Information about Author: 

Jane Leavy is the author of the New York Times bestsellers The Last Boy, Sandy Koufax: A Lefty’s Legacy and the comic novel Squeeze Play, which Entertainment Weekly called “the best novel ever written about baseball.” Her latest book is The Big Fella. She was a staff writer at The Washington Post from 1979 to1988, first in the sports section, then writing for the style section. She covered baseball, tennis, and the Olympics for the paper. She wrote features for the style section about sports, politics, and pop culture, including, most memorably, a profile of Mugsy Bogues, the 5’3″ guard for the Washington Wizards, which was longer than he is tall.

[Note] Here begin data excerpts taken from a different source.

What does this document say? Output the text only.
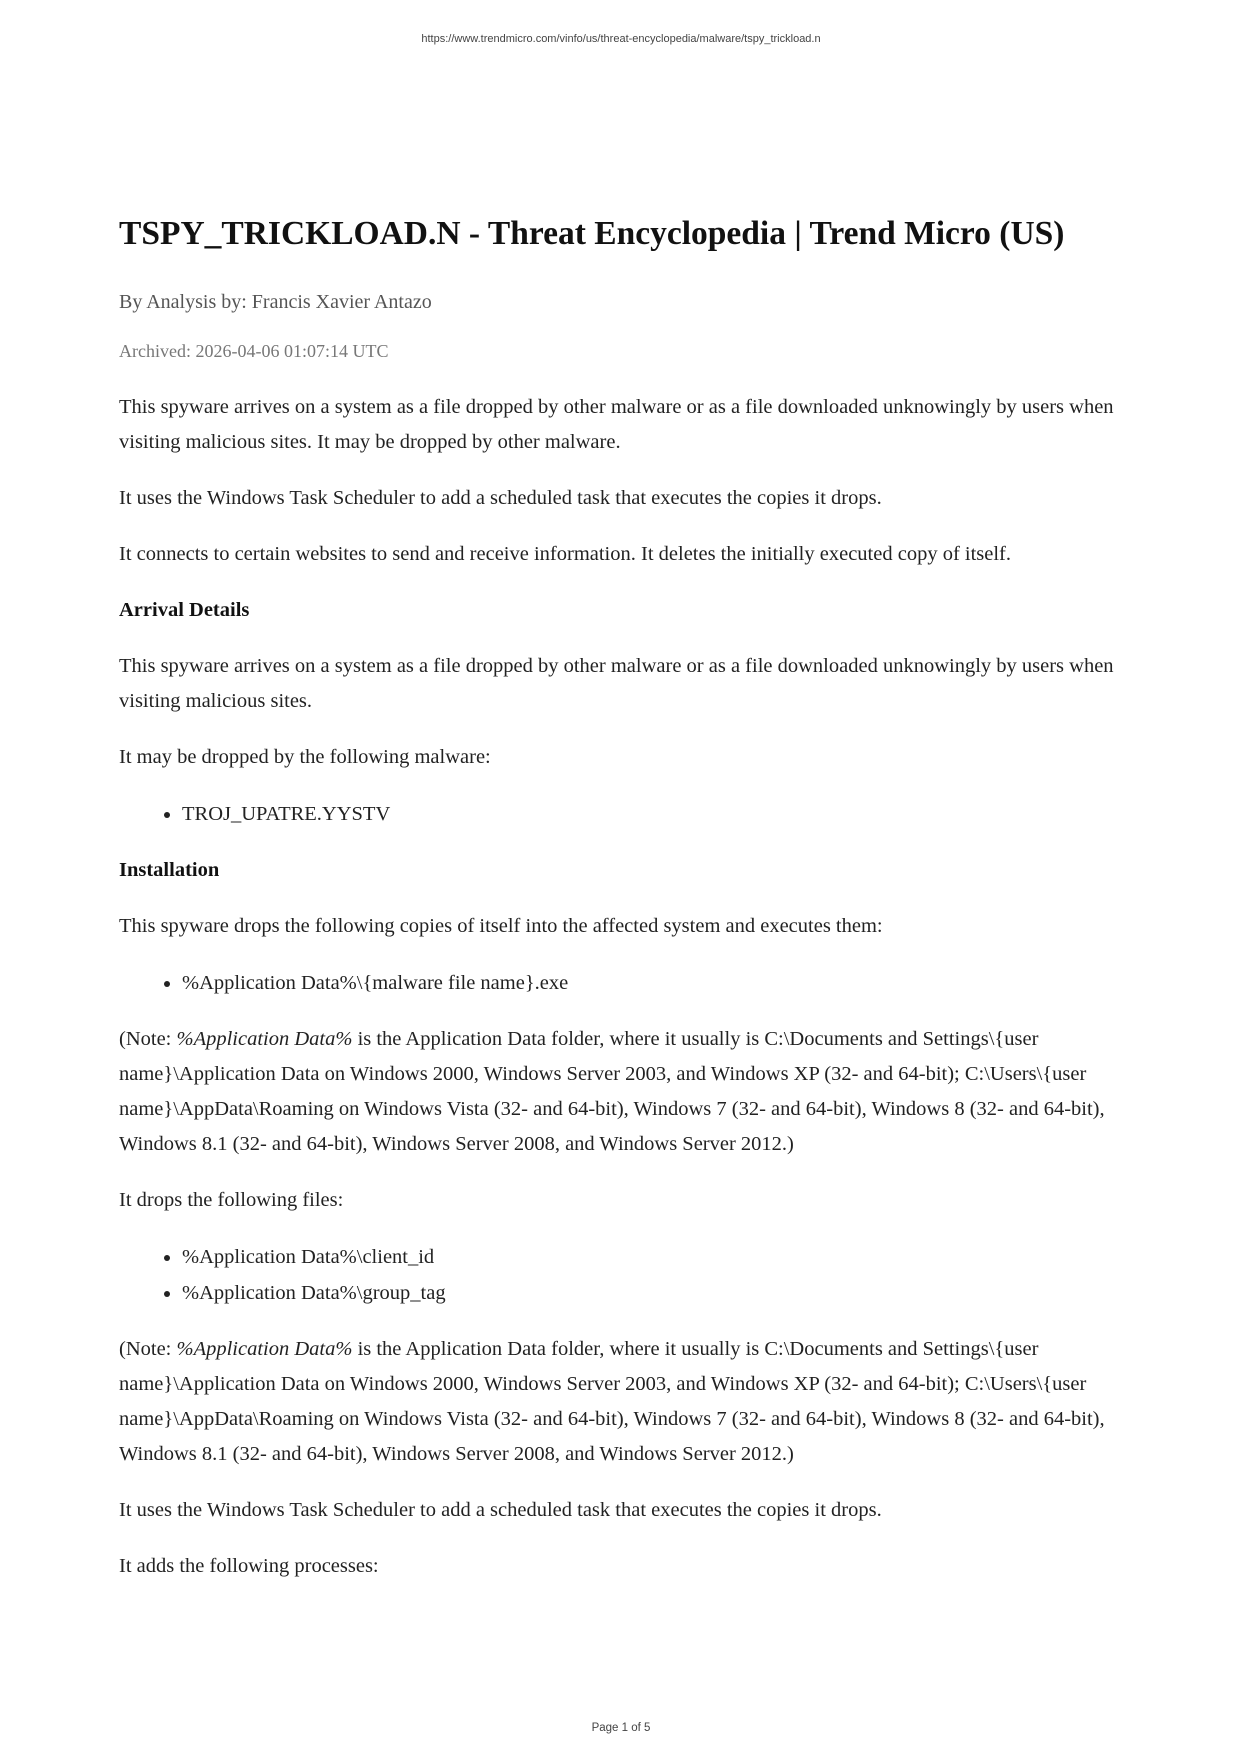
https://www.trendmicro.com/vinfo/us/threat-encyclopedia/malware/tspy_trickload.n
TSPY_TRICKLOAD.N - Threat Encyclopedia | Trend Micro (US)

By Analysis by: Francis Xavier Antazo

Archived: 2026-04-06 01:07:14 UTC

This spyware arrives on a system as a file dropped by other malware or as a file downloaded unknowingly by users when visiting malicious sites. It may be dropped by other malware.

It uses the Windows Task Scheduler to add a scheduled task that executes the copies it drops.

It connects to certain websites to send and receive information. It deletes the initially executed copy of itself.

Arrival Details

This spyware arrives on a system as a file dropped by other malware or as a file downloaded unknowingly by users when visiting malicious sites.

It may be dropped by the following malware:

• TROJ_UPATRE.YYSTV
Installation

This spyware drops the following copies of itself into the affected system and executes them:

• %Application Data%\{malware file name}.exe

(Note: %Application Data% is the Application Data folder, where it usually is C:\Documents and Settings\{user name}\Application Data on Windows 2000, Windows Server 2003, and Windows XP (32- and 64-bit); C:\Users\{user name}\AppData\Roaming on Windows Vista (32- and 64-bit), Windows 7 (32- and 64-bit), Windows 8 (32- and 64-bit), Windows 8.1 (32- and 64-bit), Windows Server 2008, and Windows Server 2012.)

It drops the following files:

• %Application Data%\client_id
• %Application Data%\group_tag

(Note: %Application Data% is the Application Data folder, where it usually is C:\Documents and Settings\{user name}\Application Data on Windows 2000, Windows Server 2003, and Windows XP (32- and 64-bit); C:\Users\{user name}\AppData\Roaming on Windows Vista (32- and 64-bit), Windows 7 (32- and 64-bit), Windows 8 (32- and 64-bit), Windows 8.1 (32- and 64-bit), Windows Server 2008, and Windows Server 2012.)

It uses the Windows Task Scheduler to add a scheduled task that executes the copies it drops.

It adds the following processes:

Page 1 of 5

Before joining the The Washington Post, she was a staff writer at womenSports and Self magazines. She has written for many publications, including The New York Times, Newsweek, Sports Illustrated, The Village Voice, and The New York Daily News. Leavys work has been anthologized in many collections, including Best Sportswriting, Coach: 25 Writers Reflect on People Who Made a Difference, Child of Mine: Essays on Becoming a Mother, Nike Is a Goddess: The History of Women in Sports, Diamonds Are a Girls Best Friend: Women Writers on Baseball, A Kind of Grace: A Treasury of Sportswriting by Women, and Making Words Dance: Reflections on Red Smith, Journalism and Writing.

She grew up on Long Island where she pitched briefly and poorly for the Blue Jays of the Roslyn Long Island Little League. On her parents first date, her father, a water boy for the 1927 New York football Giants, took her mother to a Brooklyn College football game. She retaliated by taking him to Loehmanns after the final whistle. It was a template for their 63-year union. As a child, Jane Leavy worshipped Mickey Mantle from the second-floor ballroom in the Concourse Plaza Hotel where her grandmothers synagogue held services on the High Holidays.

Jane Leavy attended Barnard College and the Columbia University Graduate School of Journalism, where she wrote her masters essay (later published in The Village Voice) on Red Smith, the late sports columnist for The New York Times, who was her other childhood hero.



1 comment:

  1. I'm not a big baseball fan generally speaking (the game seems inordinately slow to me compared to hockey) but hey, I'd gladly go to one of those fun Savannah Bananas games!